Плюется пенною каймой

И жаждет в яростном задоре

Скорей расправиться со мной.

То схватит за ноги и тянет

Во тьму и мрак, на глубину,

А то откатится и манит,

Ждет, может, в воду я нырну?

Вот-вот волна нахлынет с ревом,

Пускай рычит, я не боюсь,

У ног растает пена снова,

Щекотно мне, и я смеюсь!»

Неприятные мысли отодвинулись, потонули в глубинах сознания, надежно укрытые яркими картинами счастливой жизни. Голос совести, мучивший его постоянно после смерти матери и ставший особенно нестерпимым после увиденных в новостях трупов Лии и ребенка, слабел с каждым днем и к окончанию путешествия совершенно стих. Гарик даже начал надеяться, что впереди его ждет светлое будущее. Окрыленный, сходил он с трапа круизного лайнера, не подозревая о том, что это был последний счастливый день в его жизни.

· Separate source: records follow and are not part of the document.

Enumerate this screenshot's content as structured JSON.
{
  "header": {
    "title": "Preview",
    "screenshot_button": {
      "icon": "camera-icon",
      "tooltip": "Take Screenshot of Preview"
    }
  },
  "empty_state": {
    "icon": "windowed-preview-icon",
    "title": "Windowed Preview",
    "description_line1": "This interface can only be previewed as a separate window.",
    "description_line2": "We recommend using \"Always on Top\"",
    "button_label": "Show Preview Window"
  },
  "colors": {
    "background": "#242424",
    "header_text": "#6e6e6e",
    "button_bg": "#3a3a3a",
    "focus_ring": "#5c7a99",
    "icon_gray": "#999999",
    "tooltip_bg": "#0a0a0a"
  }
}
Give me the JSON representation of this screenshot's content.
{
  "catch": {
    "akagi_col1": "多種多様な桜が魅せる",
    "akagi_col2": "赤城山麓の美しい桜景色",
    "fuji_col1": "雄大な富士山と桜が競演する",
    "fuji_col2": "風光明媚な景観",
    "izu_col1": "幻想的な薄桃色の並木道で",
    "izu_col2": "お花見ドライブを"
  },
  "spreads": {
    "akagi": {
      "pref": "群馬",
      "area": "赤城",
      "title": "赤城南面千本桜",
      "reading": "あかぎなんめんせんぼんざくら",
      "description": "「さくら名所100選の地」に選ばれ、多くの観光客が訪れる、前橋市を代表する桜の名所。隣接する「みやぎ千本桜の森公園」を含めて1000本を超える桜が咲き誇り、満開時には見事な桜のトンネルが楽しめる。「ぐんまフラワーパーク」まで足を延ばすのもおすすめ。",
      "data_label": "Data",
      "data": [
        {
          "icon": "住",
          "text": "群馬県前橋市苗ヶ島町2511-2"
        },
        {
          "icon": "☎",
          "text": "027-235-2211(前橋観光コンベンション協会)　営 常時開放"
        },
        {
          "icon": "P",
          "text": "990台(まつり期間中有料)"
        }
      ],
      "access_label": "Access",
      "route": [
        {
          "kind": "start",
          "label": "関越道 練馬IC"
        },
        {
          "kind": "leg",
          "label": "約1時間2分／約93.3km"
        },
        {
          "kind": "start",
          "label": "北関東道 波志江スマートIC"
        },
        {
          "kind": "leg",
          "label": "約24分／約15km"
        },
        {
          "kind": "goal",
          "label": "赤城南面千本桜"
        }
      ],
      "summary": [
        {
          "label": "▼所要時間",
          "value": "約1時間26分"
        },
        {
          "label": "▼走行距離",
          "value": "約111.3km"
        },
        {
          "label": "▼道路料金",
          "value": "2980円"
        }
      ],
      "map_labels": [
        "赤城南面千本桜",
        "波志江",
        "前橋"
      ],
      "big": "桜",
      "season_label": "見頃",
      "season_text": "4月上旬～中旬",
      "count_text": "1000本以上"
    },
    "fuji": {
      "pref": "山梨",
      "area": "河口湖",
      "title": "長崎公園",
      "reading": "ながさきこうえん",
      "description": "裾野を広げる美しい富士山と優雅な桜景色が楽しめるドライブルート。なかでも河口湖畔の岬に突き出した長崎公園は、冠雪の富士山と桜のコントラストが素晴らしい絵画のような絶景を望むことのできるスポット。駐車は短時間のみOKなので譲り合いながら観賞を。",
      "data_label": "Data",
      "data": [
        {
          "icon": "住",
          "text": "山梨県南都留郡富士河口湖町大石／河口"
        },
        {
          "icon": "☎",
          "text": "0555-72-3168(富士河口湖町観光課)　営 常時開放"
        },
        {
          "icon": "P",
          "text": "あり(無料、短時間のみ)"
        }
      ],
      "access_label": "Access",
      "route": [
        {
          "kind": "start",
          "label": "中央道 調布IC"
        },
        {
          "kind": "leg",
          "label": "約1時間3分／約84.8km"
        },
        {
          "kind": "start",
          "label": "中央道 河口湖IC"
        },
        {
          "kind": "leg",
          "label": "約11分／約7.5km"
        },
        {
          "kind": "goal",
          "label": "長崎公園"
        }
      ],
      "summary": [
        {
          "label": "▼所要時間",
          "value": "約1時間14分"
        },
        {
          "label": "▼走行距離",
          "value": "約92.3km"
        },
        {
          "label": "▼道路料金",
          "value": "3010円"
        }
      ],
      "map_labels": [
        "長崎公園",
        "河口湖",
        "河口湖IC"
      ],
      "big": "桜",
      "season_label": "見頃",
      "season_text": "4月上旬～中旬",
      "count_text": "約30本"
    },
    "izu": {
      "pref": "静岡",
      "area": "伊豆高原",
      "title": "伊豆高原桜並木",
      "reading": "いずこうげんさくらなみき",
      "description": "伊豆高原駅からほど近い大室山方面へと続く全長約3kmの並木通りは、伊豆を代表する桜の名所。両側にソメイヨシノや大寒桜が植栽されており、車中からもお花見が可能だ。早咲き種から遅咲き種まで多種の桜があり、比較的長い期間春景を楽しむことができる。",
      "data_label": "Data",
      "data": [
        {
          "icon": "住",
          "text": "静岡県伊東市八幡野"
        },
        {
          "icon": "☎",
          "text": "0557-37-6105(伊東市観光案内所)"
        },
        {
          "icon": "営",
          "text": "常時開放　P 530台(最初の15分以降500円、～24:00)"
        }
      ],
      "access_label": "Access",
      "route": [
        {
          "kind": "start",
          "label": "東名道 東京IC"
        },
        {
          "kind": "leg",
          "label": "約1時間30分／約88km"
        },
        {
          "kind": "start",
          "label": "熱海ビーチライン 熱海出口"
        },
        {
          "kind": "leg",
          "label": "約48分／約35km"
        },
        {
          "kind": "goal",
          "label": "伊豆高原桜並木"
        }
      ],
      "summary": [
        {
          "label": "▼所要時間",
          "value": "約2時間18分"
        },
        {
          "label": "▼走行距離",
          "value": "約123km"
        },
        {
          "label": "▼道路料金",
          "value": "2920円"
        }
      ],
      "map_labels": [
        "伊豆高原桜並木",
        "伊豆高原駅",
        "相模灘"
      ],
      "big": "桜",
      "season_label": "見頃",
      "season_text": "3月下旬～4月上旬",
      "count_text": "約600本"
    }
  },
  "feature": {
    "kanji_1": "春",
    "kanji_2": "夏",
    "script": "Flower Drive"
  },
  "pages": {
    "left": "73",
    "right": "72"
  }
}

Вернувшись домой из аэропорта, он вместе с Олей провел приятный вечер за просмотром отснятого видео. Она незаметно уснула на диване в гостиной, и Гарик решил не тревожить ее. Укрыл пледом, подхватил на руки Зою и отнес в детскую, где, усевшись в кресло рядом с ее кроваткой, читал ей книжку про мохнатого мамонта до тех пор, пока ровное сопение дочки не убаюкало его самого.

Проснулся он от пронзительного детского визга. Стрелки настенных часов, освещенные ночной лампой, показывали три часа ночи. Спящая Зоя вопила без остановки: «Мам! Мон! Мам! Мон!». Вбежала растрепанная Оля.

– Что случилось? – спросила она и увидела валявшуюся на полу раскрытую книгу с горбатым лохматым мамонтом на картинке. – Ой, ты ее этим мамонтом напугал, наверное. – Она подхватила дочь на руки. Та открыла испуганные глаза.

– Что, страшный слоник приснился? – спросила она дочь и ласково погладила по вьющимся белокурым волосам. Та протестующе замотала головой и закричала снова:

– Мам! Мон! Мам! Мон!

– Кто тебя так напугал? – встревожился Гарик, чувствуя, как внутри у него все похолодело. Крик дочери был слишком похож на воющий звук черного столба, который раньше так часто снился ему.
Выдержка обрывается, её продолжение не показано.